The BYD Atto 3 EV car is currently on display at the 39 Thailand International Motor Expo in Bangkok, Thailand. (Photo: REUTERS/Athit Perawongmetha/File)

BANGKOK – Siam Motors, a Thailand-based car group, has been in a profitable partnership with Nissan Motors since 1962. However, the family-owned company is now seeking new opportunities and considering partnerships with Chinese automakers for high-end electric vehicles. Vice President Sebastien Dupuy revealed in an interview that Siam Motors is currently in talks with several Chinese automakers for potential collaborations, focusing specifically on the growing market for electric vehicles.

This shift in Siam Motors’ strategy reflects the changing landscape in Thailand’s auto industry, as Chinese investments have increased and started challenging the dominance of Japanese automakers. Since 2020, Chinese automakers such as BYD and Great Wall Motor have invested $1.44 billion in Thailand, causing a disruption in the market. The rise of electric vehicles has pushed Thai companies, including Siam Motors, to seek new partnerships and adapt to the changing dynamics. Thailand’s auto industry is a significant player in Southeast Asia, with Japanese automakers historically dominating the market. However, Chinese investors have now overtaken Japanese investors, and the entrance of Chinese EV makers is reshaping the industry.

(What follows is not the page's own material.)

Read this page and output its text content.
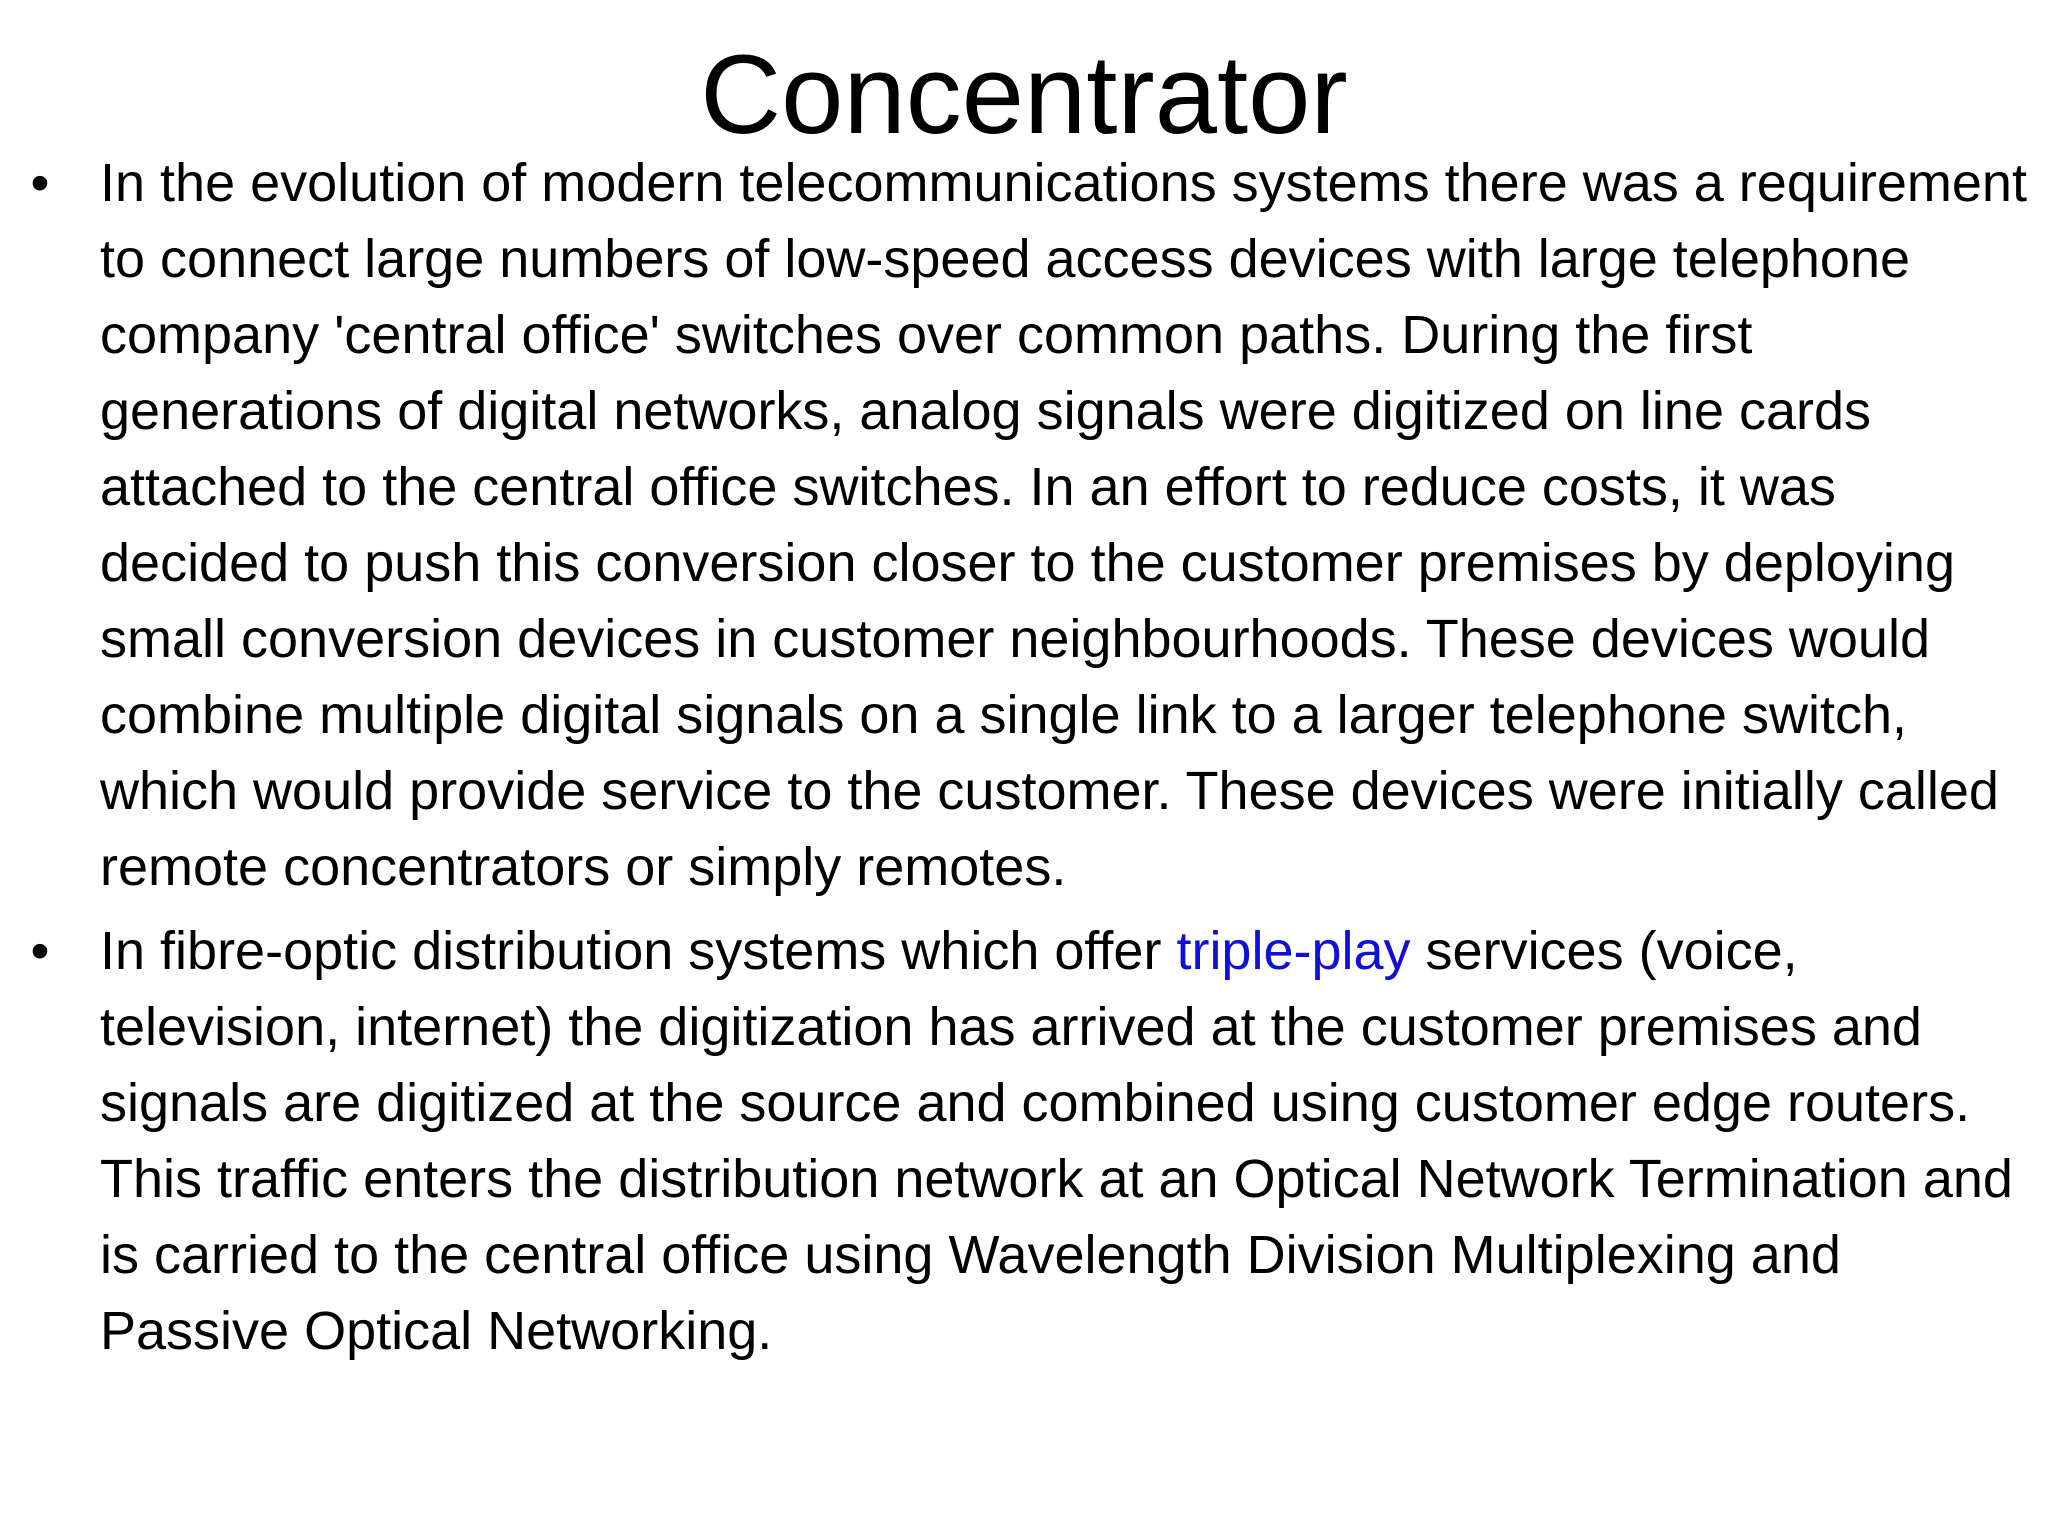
Concentrator
• In the evolution of modern telecommunications systems there was a requirement to connect large numbers of low-speed access devices with large telephone company 'central office' switches over common paths. During the first generations of digital networks, analog signals were digitized on line cards attached to the central office switches. In an effort to reduce costs, it was decided to push this conversion closer to the customer premises by deploying small conversion devices in customer neighbourhoods. These devices would combine multiple digital signals on a single link to a larger telephone switch, which would provide service to the customer. These devices were initially called remote concentrators or simply remotes.
• In fibre-optic distribution systems which offer triple-play services (voice, television, internet) the digitization has arrived at the customer premises and signals are digitized at the source and combined using customer edge routers. This traffic enters the distribution network at an Optical Network Termination and is carried to the central office using Wavelength Division Multiplexing and Passive Optical Networking.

Thailand’s transition to electric vehicles serves as a test case for other economies. As Chinese automakers increase their exports and establish production hubs overseas, they are shaking up markets that were previously dominated by Japanese automakers. For example, China’s automakers are also making a strong push in Europe, where electric cars account for nearly a fifth of overall sales. Thailand, as Southeast Asia’s largest car producer and exporter, represents a significant opportunity for Chinese EV makers, who see the existing supply base built for Japanese automakers as an attractive incentive.

Last year, only around 1 percent of the nearly 850,000 new cars registered in Thailand were electric vehicles. However, between January and April of this year, the proportion rose to over 6 percent. 18,481 EVs were sold during this period, with BYD leading the market, followed by China’s SAIC, Hozon, and U.S. automaker Tesla. In contrast, Japanese automakers like Toyota, which dominated the Thai market until now, saw their market share decline. Analysts predict that Chinese brands could gain at least 15 percentage points of share over the next decade as they offer more affordable EV options.

Recognizing the potential of the EV market, Toyota, along with its group companies, has invested nearly $7 billion in Thailand over the past decade. The company is now considering EV production in the country, signaling a shift in its strategy. Toyota has also seen a positive response to its electric bZ4X model in Thailand, with 3,356 bookings so far. However, analysts suggest that Toyota and other Japanese automakers should consider expanding their product segments to keep up with the growing demand for EVs.

Thailand aims to become the main regional production hub for EVs by converting 30 percent of its annual production to electric vehicles by 2030. The country is actively seeking investment from EV makers and offering incentives such as lower import tariffs and tax breaks. The Board of Investment in Thailand has already approved 14 projects, representing an annual production capacity of 276,640 EVs as of May 31. Great Wall, a Chinese automaker, selected Thailand as its regional EV hub due to the country’s strong infrastructure, supplier and talent base, and growth potential.

In conclusion, China’s investments in Thailand’s auto industry have sparked a competition with Japanese automakers for market dominance in the country. With the rise of electric vehicles, Thai companies are seeking partnerships with Chinese automakers to capture the growing market. Thailand’s transition to EVs serves as a test case for other economies facing a similar shift. Chinese automakers are aggressively expanding their overseas operations and challenging established players in markets like Thailand and Europe. For Japanese automakers, it is crucial to adapt their strategies and product offerings to stay competitive in the evolving automotive landscape.